Packed into a small, airless auditorium, students -- many of whom
truly doubted the day would come -- graduated from Newport-Mesa’s two
alternative education high schools Thursday morning.
“Any emotion you can imagine, we’re feeling,” said Jade Smith, 18, who
graduated from Monte Vista High School.
Smith said she woke up just five minutes before she was to be lined up
to graduate thanks to nerves and a sleepless night.
For Smith and more than 100 other students, the ceremony marked the
end of a journey that began elsewhere and often mirrored a long and bumpy
road.
“There was a time when I didn’t value the education I was receiving,”
said Alice Kibin -- one of two Back Bay students to earn the Best of
Class title -- who went to three different schools before ending up at
Back Bay. “I decided I needed to make one more attempt to graduate with
my class.”
And so Kibin enrolled at Back Bay, where she and cousin Amanda Azurin,
who had previous shared a disregard for school, shared the Best of Class
title.
“School wasn’t as difficult as I thought it would be,” Azurin said.
“It was putting my mind to it that was difficult.”

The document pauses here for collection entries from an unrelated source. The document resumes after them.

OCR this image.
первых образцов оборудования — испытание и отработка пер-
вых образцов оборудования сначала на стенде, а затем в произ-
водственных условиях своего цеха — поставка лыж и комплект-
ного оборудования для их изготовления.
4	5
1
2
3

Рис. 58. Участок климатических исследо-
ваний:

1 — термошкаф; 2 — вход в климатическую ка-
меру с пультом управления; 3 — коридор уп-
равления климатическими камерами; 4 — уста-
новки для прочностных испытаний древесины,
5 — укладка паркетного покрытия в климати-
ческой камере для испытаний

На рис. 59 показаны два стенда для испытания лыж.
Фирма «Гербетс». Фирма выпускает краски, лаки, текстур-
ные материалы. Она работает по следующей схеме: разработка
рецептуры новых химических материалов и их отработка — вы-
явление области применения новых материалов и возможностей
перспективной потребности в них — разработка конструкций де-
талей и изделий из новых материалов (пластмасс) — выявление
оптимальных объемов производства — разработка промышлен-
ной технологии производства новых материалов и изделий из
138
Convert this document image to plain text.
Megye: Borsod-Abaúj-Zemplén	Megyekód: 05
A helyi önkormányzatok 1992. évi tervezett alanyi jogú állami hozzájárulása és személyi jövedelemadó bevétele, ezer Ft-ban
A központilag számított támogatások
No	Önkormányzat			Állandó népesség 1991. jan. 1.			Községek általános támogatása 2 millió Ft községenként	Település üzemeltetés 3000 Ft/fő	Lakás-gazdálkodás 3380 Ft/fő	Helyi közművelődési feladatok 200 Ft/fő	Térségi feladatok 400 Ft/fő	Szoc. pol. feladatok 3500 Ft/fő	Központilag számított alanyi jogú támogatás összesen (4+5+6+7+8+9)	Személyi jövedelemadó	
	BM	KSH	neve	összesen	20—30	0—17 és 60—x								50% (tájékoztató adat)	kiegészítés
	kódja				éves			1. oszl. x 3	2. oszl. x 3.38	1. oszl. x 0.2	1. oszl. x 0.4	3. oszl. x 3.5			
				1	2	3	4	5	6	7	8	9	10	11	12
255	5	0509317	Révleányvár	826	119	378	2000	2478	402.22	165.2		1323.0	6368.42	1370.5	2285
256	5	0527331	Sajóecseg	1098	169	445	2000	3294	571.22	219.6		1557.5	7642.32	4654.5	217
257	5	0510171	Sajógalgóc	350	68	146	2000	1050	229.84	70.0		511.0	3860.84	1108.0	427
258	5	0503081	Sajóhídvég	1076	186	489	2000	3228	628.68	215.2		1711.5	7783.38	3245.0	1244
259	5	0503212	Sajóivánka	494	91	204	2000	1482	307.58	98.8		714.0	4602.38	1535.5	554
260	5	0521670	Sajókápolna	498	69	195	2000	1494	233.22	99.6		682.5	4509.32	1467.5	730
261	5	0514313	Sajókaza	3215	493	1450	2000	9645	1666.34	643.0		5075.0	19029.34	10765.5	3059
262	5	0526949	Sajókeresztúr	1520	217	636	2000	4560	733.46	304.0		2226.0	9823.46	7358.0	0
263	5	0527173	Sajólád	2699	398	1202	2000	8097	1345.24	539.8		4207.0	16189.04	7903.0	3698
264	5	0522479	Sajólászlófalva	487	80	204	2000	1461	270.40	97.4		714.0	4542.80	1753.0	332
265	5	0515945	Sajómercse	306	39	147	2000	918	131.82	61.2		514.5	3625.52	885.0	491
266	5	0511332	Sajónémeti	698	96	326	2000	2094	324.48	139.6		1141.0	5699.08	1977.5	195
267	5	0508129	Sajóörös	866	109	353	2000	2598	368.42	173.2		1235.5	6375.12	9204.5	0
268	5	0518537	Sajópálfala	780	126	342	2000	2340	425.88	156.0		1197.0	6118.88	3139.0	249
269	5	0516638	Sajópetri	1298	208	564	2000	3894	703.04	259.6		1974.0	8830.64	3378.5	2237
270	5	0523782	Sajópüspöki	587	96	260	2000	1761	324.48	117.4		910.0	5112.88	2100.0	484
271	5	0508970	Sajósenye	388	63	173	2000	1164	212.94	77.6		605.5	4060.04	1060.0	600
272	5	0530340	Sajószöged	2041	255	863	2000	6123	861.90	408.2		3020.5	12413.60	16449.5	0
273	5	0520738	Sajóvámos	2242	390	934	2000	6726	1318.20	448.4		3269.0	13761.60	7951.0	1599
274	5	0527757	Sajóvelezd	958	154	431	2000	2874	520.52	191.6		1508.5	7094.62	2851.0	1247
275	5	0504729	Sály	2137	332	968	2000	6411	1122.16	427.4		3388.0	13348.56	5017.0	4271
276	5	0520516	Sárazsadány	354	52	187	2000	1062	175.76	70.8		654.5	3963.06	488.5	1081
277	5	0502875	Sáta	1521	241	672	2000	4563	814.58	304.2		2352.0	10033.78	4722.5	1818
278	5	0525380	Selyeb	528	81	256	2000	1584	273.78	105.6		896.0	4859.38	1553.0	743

Each student, like Azurin and Kibin, has a unique story that led them
to these schools. For some, it is an overwhelming career in modeling,
music or sports.
But for whatever reason students ended up at the schools where
students take charge of their education and set their own pace, parents
were thrilled with their children’s choices and accomplishments.
Dennis Brown has now had two children graduate from Back Bay,
beginning with his son five years ago and then Thursday with his
daughter, Ashi De LaCruz.
“When she was going through some different times, when she didn’t want
to go to [regular] high school, she came here,” he said. “All the
troubles we’d had in the past just vanished.”
So when the red-robed graduates flipped their tassels to the right and
accepted the flowers and balloons friends and family members clutched, it
was with a deep-felt sense of accomplishment.
“It’s finally over, and it’s about time,” said Tennille Rather, 19.
“I’ve learned more here than at any other school.”